Isabel Hardman Isabel Hardman

Knives out for Warsi in reshuffle

After a few weeks of Boris vs George, Conservatives are now starting to gossip about something a little more immediate: a post-European elections reshuffle. I understand that the Prime Minister is currently experiencing concerted lobbying from many ministers and backbenchers to remove Baroness Warsi from her post as ‘senior minister of state’ after her decision to wave about a front page on the ‘Eton Mess’ in Number 10 on ITV’s The Agenda a few weeks ago. There was fury at a senior level in the Conservative party about Warsi’s behaviour: she was punching her party’s bruise on class. One minister says: ‘She should be dropped down a hole and a lid put on the top. She knew what she was doing, she’s not naive.’ Others are furious that she seems to repeatedly get away with behaviour that would land a humble backbencher in hot water, let alone a minister (or indeed a ‘senior minister of state’, which was a title invented just for Warsi).

Warsi did not receive the same ‘right royal bollocking’ from the Prime Minister that Michael Gove did for his FT interview, even though Warsi’s intervention was arguably more deliberate. But I hear the reason she wasn’t scolded by the PM was that he may just dispense with her at the reshuffle, if he dares. He’ll have to have nerves of steel to do so, though, as he and his allies are acutely aware of the trouble she could cause if she does leave the government. But some senior Tories are reasonably confident that this time David Cameron really will sack Warsi.

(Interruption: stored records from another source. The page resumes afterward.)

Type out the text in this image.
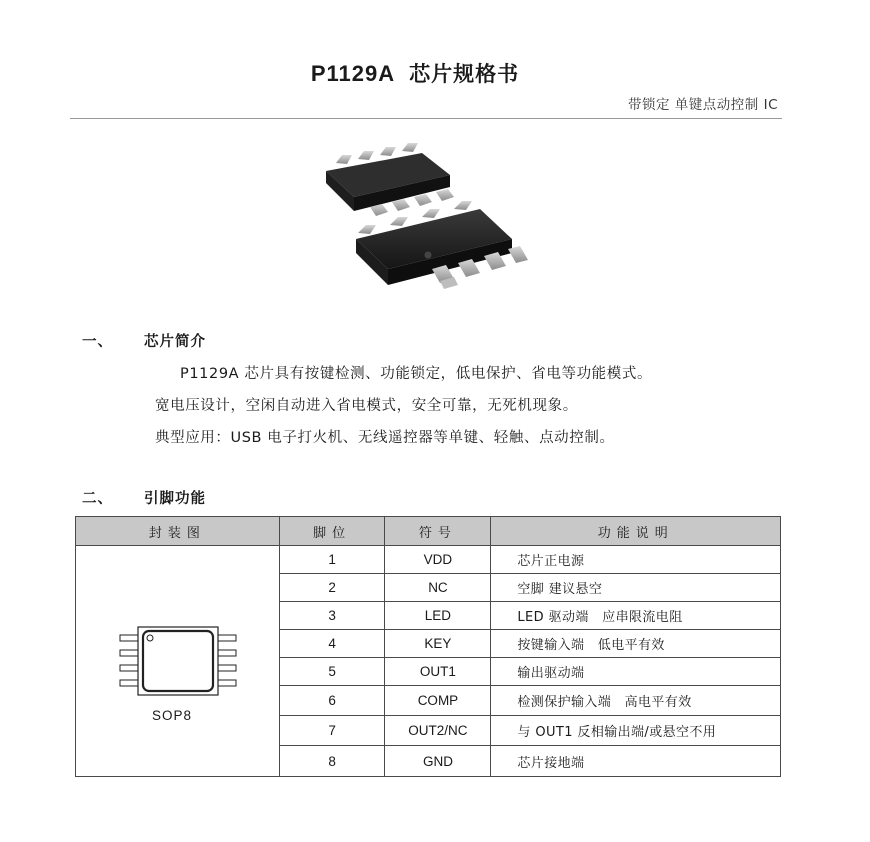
P1129A 芯片规格书
带锁定 单键点动控制 IC
一、 芯片简介
P1129A 芯片具有按键检测、功能锁定，低电保护、省电等功能模式。
宽电压设计，空闲自动进入省电模式，安全可靠，无死机现象。
典型应用：USB 电子打火机、无线遥控器等单键、轻触、点动控制。
二、 引脚功能
封装图	脚位	符号	功能说明

SOP8	1	VDD	芯片正电源
	2	NC	空脚 建议悬空
	3	LED	LED 驱动端　应串限流电阻
	4	KEY	按键输入端　低电平有效
	5	OUT1	输出驱动端
	6	COMP	检测保护输入端　高电平有效
	7	OUT2/NC	与 OUT1 反相输出端/或悬空不用
	8	GND	芯片接地端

It’s worth reading Iain Dale’s excellent diary on ConHome this morning with other rumours about who could move. He suggests that Andrew Lansley could leave the government in the shuffle. Some insiders still think Lansley could get the European Commissioner job. Ken Clarke is another figure who may well leave – and be quite happy to do so – in favour of a younger (and possibly female) face. That younger new face could be a eurosceptic, too, as Clarke’s roving brief touches on European reform: it would be cheering for backbenchers to see someone hungry to help renegotiate Britain’s relationship with Europe.